Cominciamo da una domanda particolare. Se voi aveste avuto l’opportunità di incontrare Pasolini, di fargli una domanda o di parlarci liberamente, cosa gli avreste detto?
Elettra Stamboulis: Che domanda strana e interessante! Gli chiederei: perché non ha mai fatto un fumetto? Visto che ha fatto tutto, il poeta, lo scrittore e il regista, mi son sempre chiesta perché non ha fatto un fumetto.

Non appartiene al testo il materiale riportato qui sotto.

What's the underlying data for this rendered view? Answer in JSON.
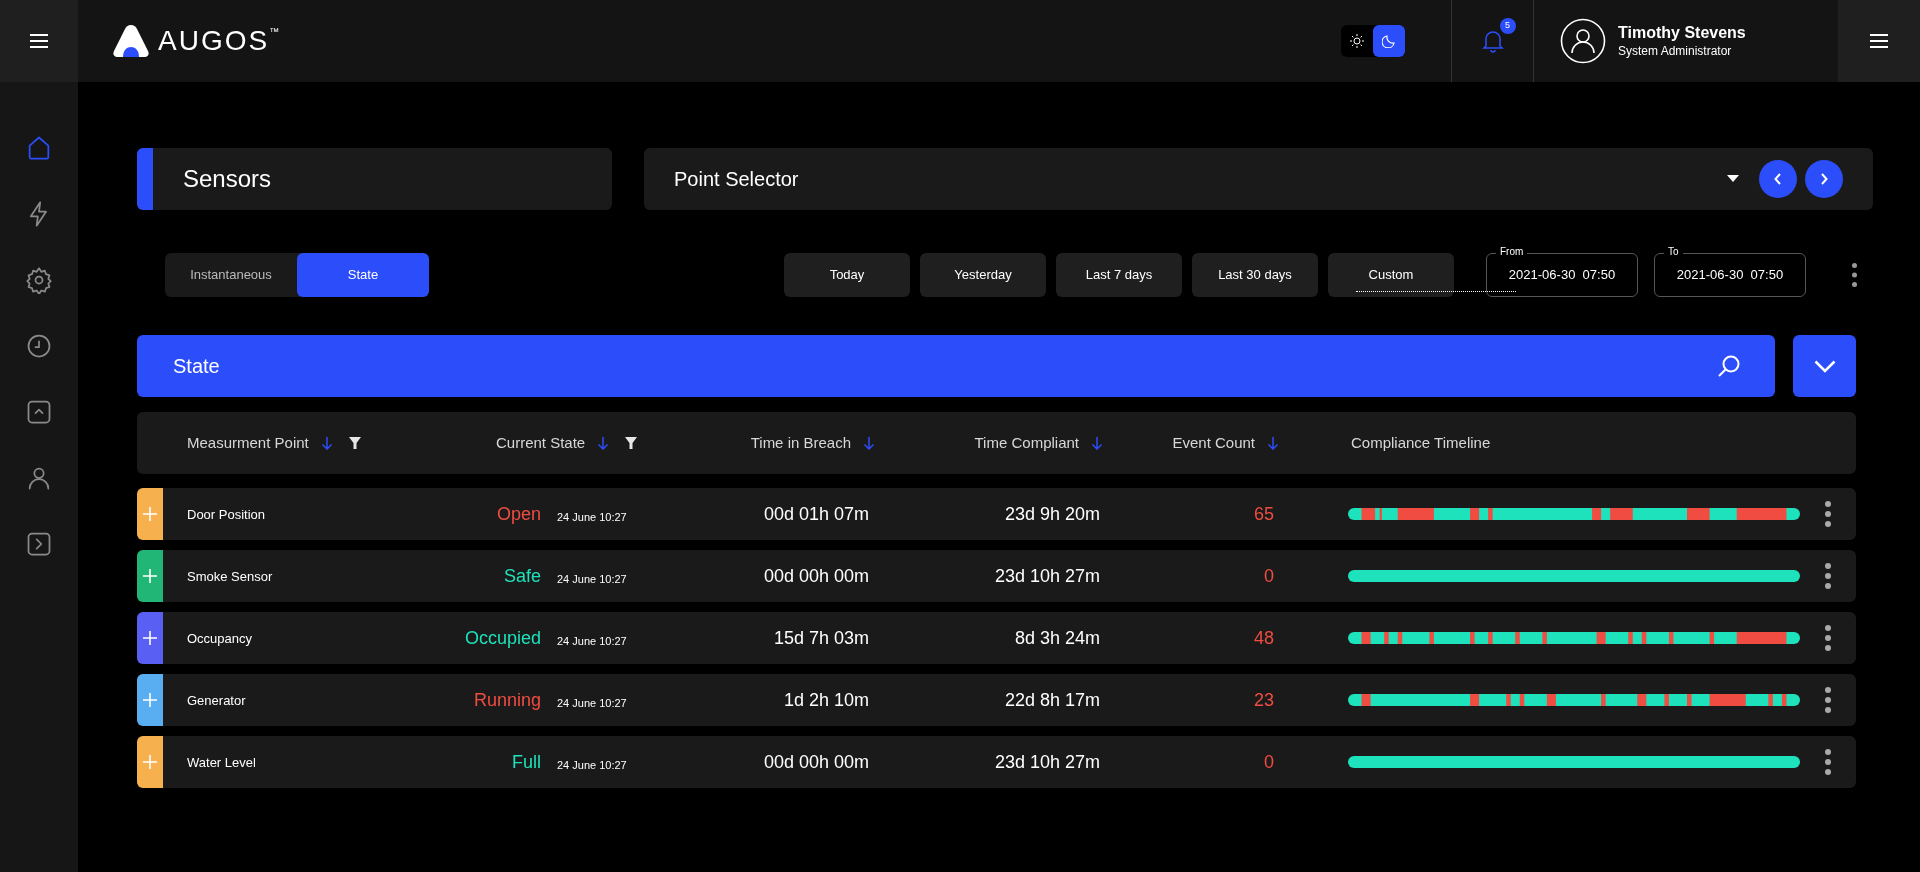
{
  "header": {
    "logo": "AUGOS",
    "logo_mark": "™",
    "theme": {
      "dark_selected": true
    },
    "notifications": {
      "count": "5"
    },
    "user": {
      "name": "Timothy Stevens",
      "role": "System Administrator"
    }
  },
  "sidebar": {
    "items": [
      {
        "selected": true
      },
      {
        "selected": false
      },
      {
        "selected": false
      },
      {
        "selected": false
      },
      {
        "selected": false
      },
      {
        "selected": false
      },
      {
        "selected": false
      }
    ]
  },
  "title": "Sensors",
  "point_selector": {
    "label": "Point Selector"
  },
  "mode_tabs": [
    {
      "label": "Instantaneous",
      "selected": false
    },
    {
      "label": "State",
      "selected": true
    }
  ],
  "range_buttons": [
    "Today",
    "Yesterday",
    "Last 7 days",
    "Last 30 days",
    "Custom"
  ],
  "from": {
    "label": "From",
    "value": "2021-06-30  07:50"
  },
  "to": {
    "label": "To",
    "value": "2021-06-30  07:50"
  },
  "section_title": "State",
  "table": {
    "columns": [
      {
        "label": "Measurment Point",
        "filter": true
      },
      {
        "label": "Current State",
        "filter": true
      },
      {
        "label": "Time in Breach",
        "filter": false
      },
      {
        "label": "Time Compliant",
        "filter": false
      },
      {
        "label": "Event Count",
        "filter": false
      },
      {
        "label": "Compliance Timeline"
      }
    ],
    "rows": [
      {
        "name": "Door Position",
        "color": "#f6b04e",
        "state": "Open",
        "state_alert": true,
        "date": "24 June 10:27",
        "breach": "00d 01h 07m",
        "compliant": "23d 9h 20m",
        "events": "65"
      },
      {
        "name": "Smoke Sensor",
        "color": "#22b676",
        "state": "Safe",
        "state_alert": false,
        "date": "24 June 10:27",
        "breach": "00d 00h 00m",
        "compliant": "23d 10h 27m",
        "events": "0"
      },
      {
        "name": "Occupancy",
        "color": "#5a5ff3",
        "state": "Occupied",
        "state_alert": false,
        "date": "24 June 10:27",
        "breach": "15d 7h 03m",
        "compliant": "8d 3h 24m",
        "events": "48"
      },
      {
        "name": "Generator",
        "color": "#58aef1",
        "state": "Running",
        "state_alert": true,
        "date": "24 June 10:27",
        "breach": "1d 2h 10m",
        "compliant": "22d 8h 17m",
        "events": "23"
      },
      {
        "name": "Water Level",
        "color": "#f6b04e",
        "state": "Full",
        "state_alert": false,
        "date": "24 June 10:27",
        "breach": "00d 00h 00m",
        "compliant": "23d 10h 27m",
        "events": "0"
      }
    ]
  }
}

Gianluca Costantini: Io con Pasolini parlerei per forza di quello che succede adesso. Dell’Isis e cose di questo genere. Lui era sempre sul pezzo, indagava quello che succedeva al momento e per definizione aveva opinioni interessanti. La sua visione sarebbe stata sicuramente diversissima da quella che mi viene in mente e sarebbe andato contro tutti, contro le solite cose che si dicono.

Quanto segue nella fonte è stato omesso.